No Reservations…

No Reservations… June 30, 2008

I’ve got a back-log of posts that I need to write up and/or finish.  First and foremost, I’ve been meaning to talk about a really good film that I unfortunately missed in theaters but caught on DVD.  Reservation Road features Mark Ruffalo (who can really do no cinematic wrong) and Joaquin Phoenix (take him or leave him) as two fathers whose lives become increasingly tangled after a fatal hit-and-run accident.Dwight Arno (Ruffalo) and Ethan Learner (Phoenix) live in a small Connecticut town, and as the film opens, Dwight is at a Red Sox game with his son, Lucas, while Ethan watches his son, Josh, play in a music recital. As they leave their respective family outings, we quickly realize that the two are destined to connect. As Ethan stops for gas, Josh gets out of the car to release some fireflies that he had captured earlier. Dwight just happens to be speeding around this same gas station, drops his cell phone, swerves into on-coming traffic as he picks it up, and veers back into the shoulder of the road, striking and killing Josh. Rather than stopping, Dwight speeds off and hides his SUV in his garage. The majority of the film follows Dwight as he copes with his guilt and Ethan as he copes with his grief. Ethan quickly takes the initiative to find his son’s killer as he believes the police have lost interest in his case. He visits chat rooms and online communities of victims of hit-and-run accidents whose members only fuel his vendetta.

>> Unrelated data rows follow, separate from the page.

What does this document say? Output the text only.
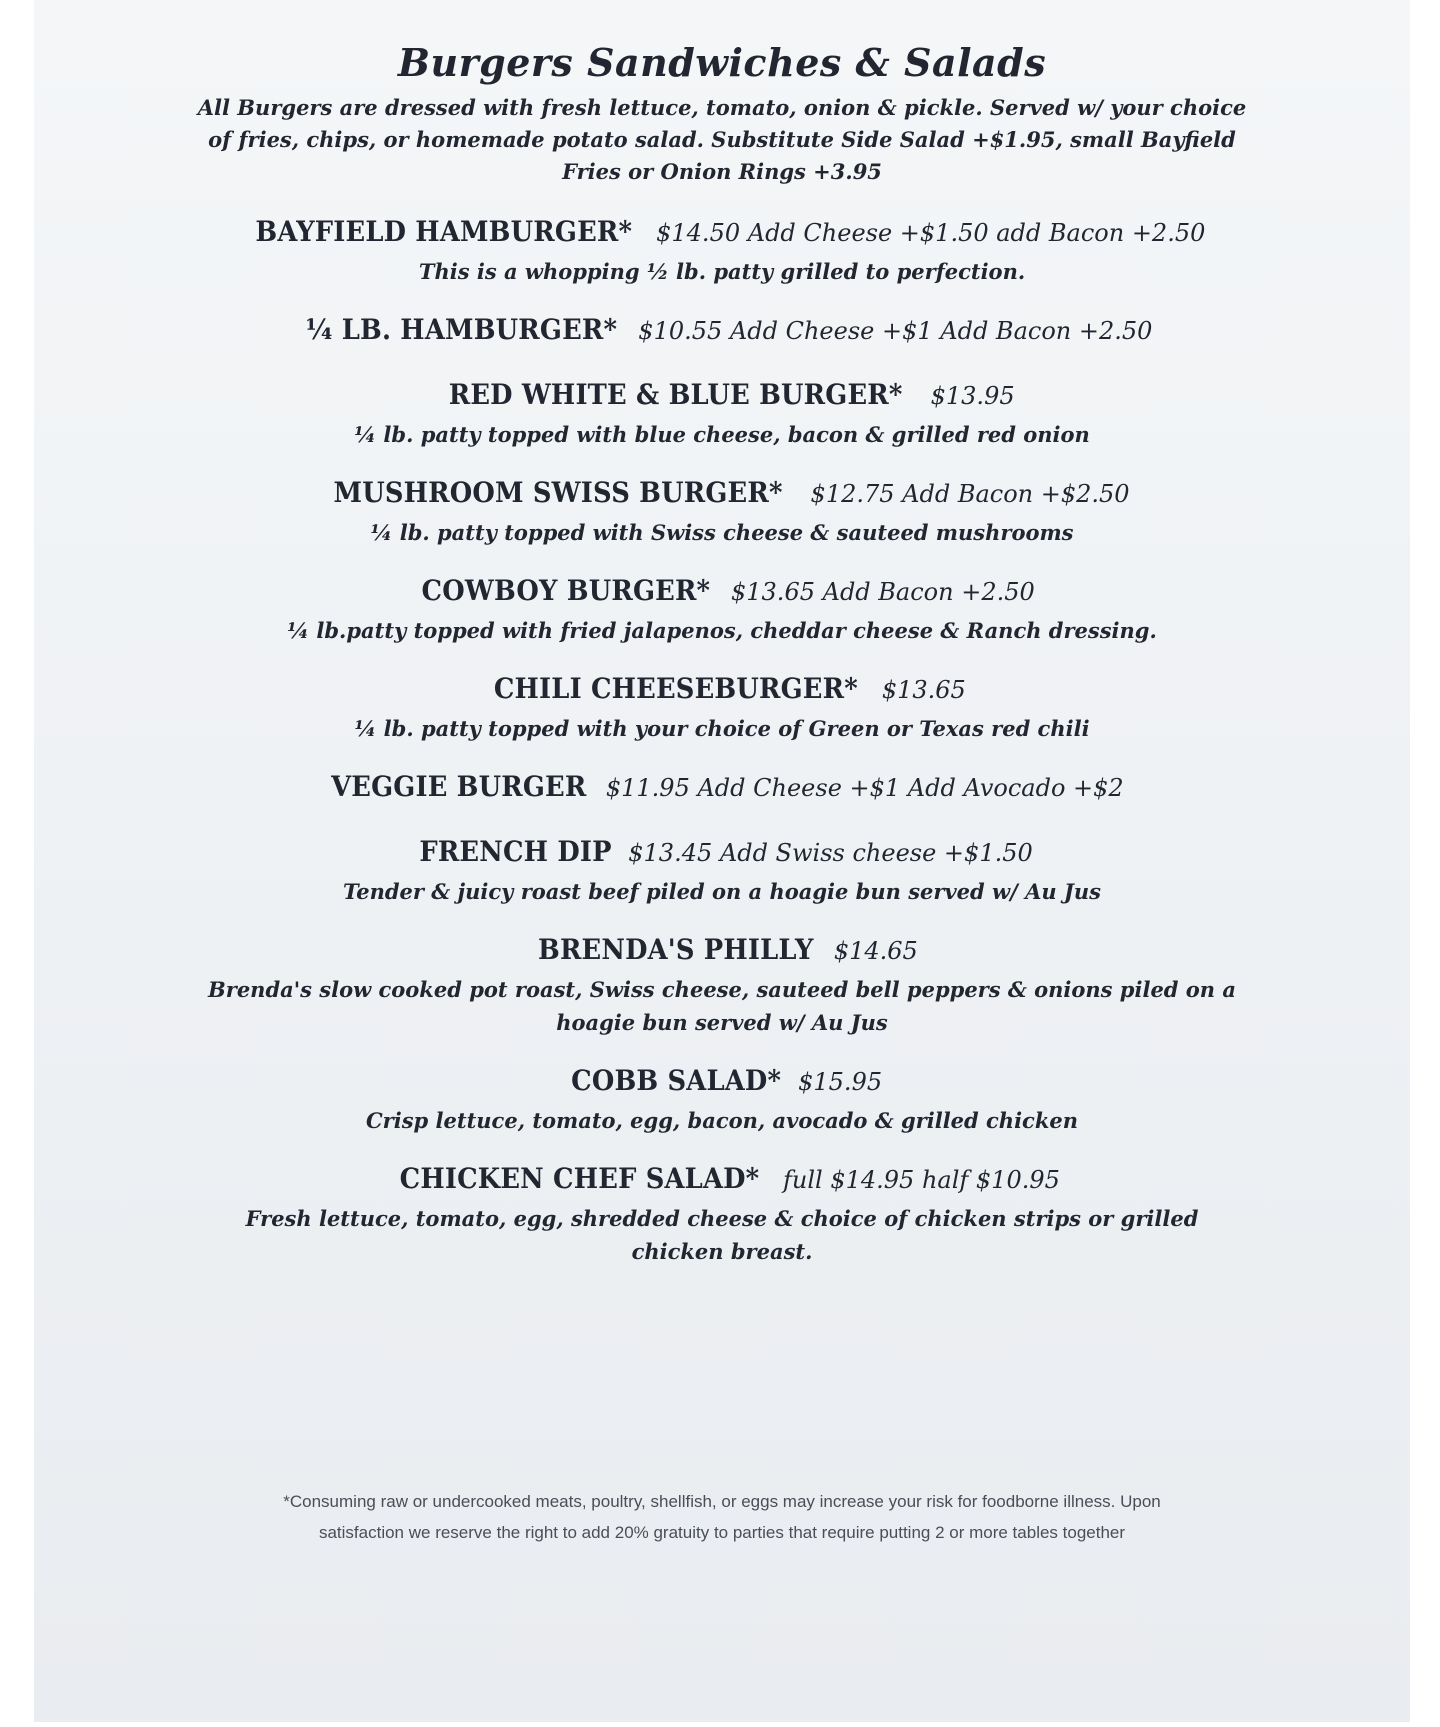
Burgers Sandwiches & Salads
All Burgers are dressed with fresh lettuce, tomato, onion & pickle. Served w/ your choice of fries, chips, or homemade potato salad. Substitute Side Salad +$1.95, small Bayfield Fries or Onion Rings +3.95
BAYFIELD HAMBURGER* $14.50 Add Cheese +$1.50 add Bacon +2.50
This is a whopping ½ lb. patty grilled to perfection.
¼ LB. HAMBURGER* $10.55 Add Cheese +$1 Add Bacon +2.50
RED WHITE & BLUE BURGER* $13.95
¼ lb. patty topped with blue cheese, bacon & grilled red onion
MUSHROOM SWISS BURGER* $12.75 Add Bacon +$2.50
¼ lb. patty topped with Swiss cheese & sauteed mushrooms
COWBOY BURGER* $13.65 Add Bacon +2.50
¼ lb.patty topped with fried jalapenos, cheddar cheese & Ranch dressing.
CHILI CHEESEBURGER* $13.65
¼ lb. patty topped with your choice of Green or Texas red chili
VEGGIE BURGER $11.95 Add Cheese +$1 Add Avocado +$2
FRENCH DIP $13.45 Add Swiss cheese +$1.50
Tender & juicy roast beef piled on a hoagie bun served w/ Au Jus
BRENDA'S PHILLY $14.65
Brenda's slow cooked pot roast, Swiss cheese, sauteed bell peppers & onions piled on a hoagie bun served w/ Au Jus
COBB SALAD* $15.95
Crisp lettuce, tomato, egg, bacon, avocado & grilled chicken
CHICKEN CHEF SALAD* full $14.95 half $10.95
Fresh lettuce, tomato, egg, shredded cheese & choice of chicken strips or grilled chicken breast.
*Consuming raw or undercooked meats, poultry, shellfish, or eggs may increase your risk for foodborne illness. Upon
satisfaction we reserve the right to add 20% gratuity to parties that require putting 2 or more tables together
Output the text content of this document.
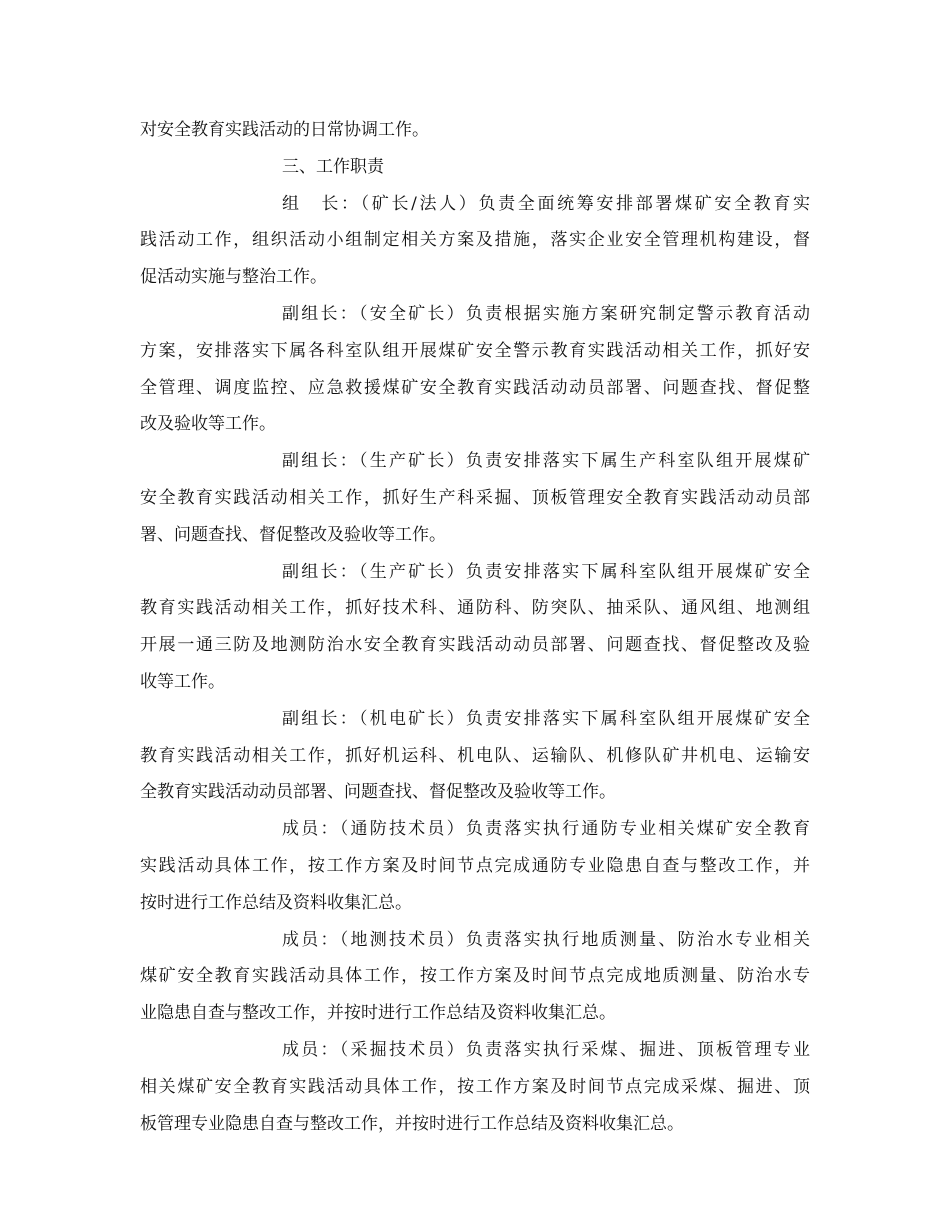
对安全教育实践活动的日常协调工作。
三、工作职责
组　长：（矿长/法人）负责全面统筹安排部署煤矿安全教育实
践活动工作，组织活动小组制定相关方案及措施，落实企业安全管理机构建设，督
促活动实施与整治工作。
副组长：（安全矿长）负责根据实施方案研究制定警示教育活动
方案，安排落实下属各科室队组开展煤矿安全警示教育实践活动相关工作，抓好安
全管理、调度监控、应急救援煤矿安全教育实践活动动员部署、问题查找、督促整
改及验收等工作。
副组长：（生产矿长）负责安排落实下属生产科室队组开展煤矿
安全教育实践活动相关工作，抓好生产科采掘、顶板管理安全教育实践活动动员部
署、问题查找、督促整改及验收等工作。
副组长：（生产矿长）负责安排落实下属科室队组开展煤矿安全
教育实践活动相关工作，抓好技术科、通防科、防突队、抽采队、通风组、地测组
开展一通三防及地测防治水安全教育实践活动动员部署、问题查找、督促整改及验
收等工作。
副组长：（机电矿长）负责安排落实下属科室队组开展煤矿安全
教育实践活动相关工作，抓好机运科、机电队、运输队、机修队矿井机电、运输安
全教育实践活动动员部署、问题查找、督促整改及验收等工作。
成员：（通防技术员）负责落实执行通防专业相关煤矿安全教育
实践活动具体工作，按工作方案及时间节点完成通防专业隐患自查与整改工作，并
按时进行工作总结及资料收集汇总。
成员：（地测技术员）负责落实执行地质测量、防治水专业相关
煤矿安全教育实践活动具体工作，按工作方案及时间节点完成地质测量、防治水专
业隐患自查与整改工作，并按时进行工作总结及资料收集汇总。
成员：（采掘技术员）负责落实执行采煤、掘进、顶板管理专业
相关煤矿安全教育实践活动具体工作，按工作方案及时间节点完成采煤、掘进、顶
板管理专业隐患自查与整改工作，并按时进行工作总结及资料收集汇总。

Dwight and Ethan’s coincidental connections begin to catch up to them and lead to Ethan’s unraveling of the case. Dwight’s ex-wife just happens to be Ethan’s daughter’s music teacher. When Ethan visits her house to pick up Emma, he sees a picture of Dwight and Lucas standing in front of a grill-guarded SUV which Dwight no longer drives. Ethan quickly recognizes Dwight because, in pursuing a lawyer for his case, he just happened to pick Dwight’s firm who assigned Dwight to the case.

Ethan purchases a pistol and sets out for revenge. He kidnaps Dwight and drives him out to the middle of nowhere. Just as he is about to pull the trigger, Dwight wrests the pistol away from Ethan and begins to weep. He puts the barrel of the gun to his head and begins to sob. “Is this what you want,” he asks Ethan. “Tell me to pull the trigger, and I’ll do it because I’m dead already.” Dwight’s guilt finally overcomes him, and he collapses into a weeping, apologetic heap on the ground. The film ends as Lucas watches Dwight’s taped confession.

Jonathan Rosenbaum, film critic par excellence, from The Chicago Reader put it most succinctly, “The setup is more than a little far-fetched, but the real meat of this film is moral paradox: how the lawyer, eaten up by guilt, becomes a better father to his own son while the professor ultimately neglects his daughter and wife (Jennifer Connelly) in his obsessive pursuit. For the film to work (and for me it did), we have to shift our sympathy gradually from the professor to the lawyer.”  For me, this just exhibits one of the most effective characteristics of film…it’s ability to elicit this type of sympathy for “wrong-doers” through sustained engagement with the character’s thoughts and emotions when hypothetical discussions simply fall short.  Most critics trashed the film, and while it might take some “logical” shortcuts, the emotional conclusion is certainly a positive payoff.

Reservation Road (102 mins.) is available on DVD and is rated R.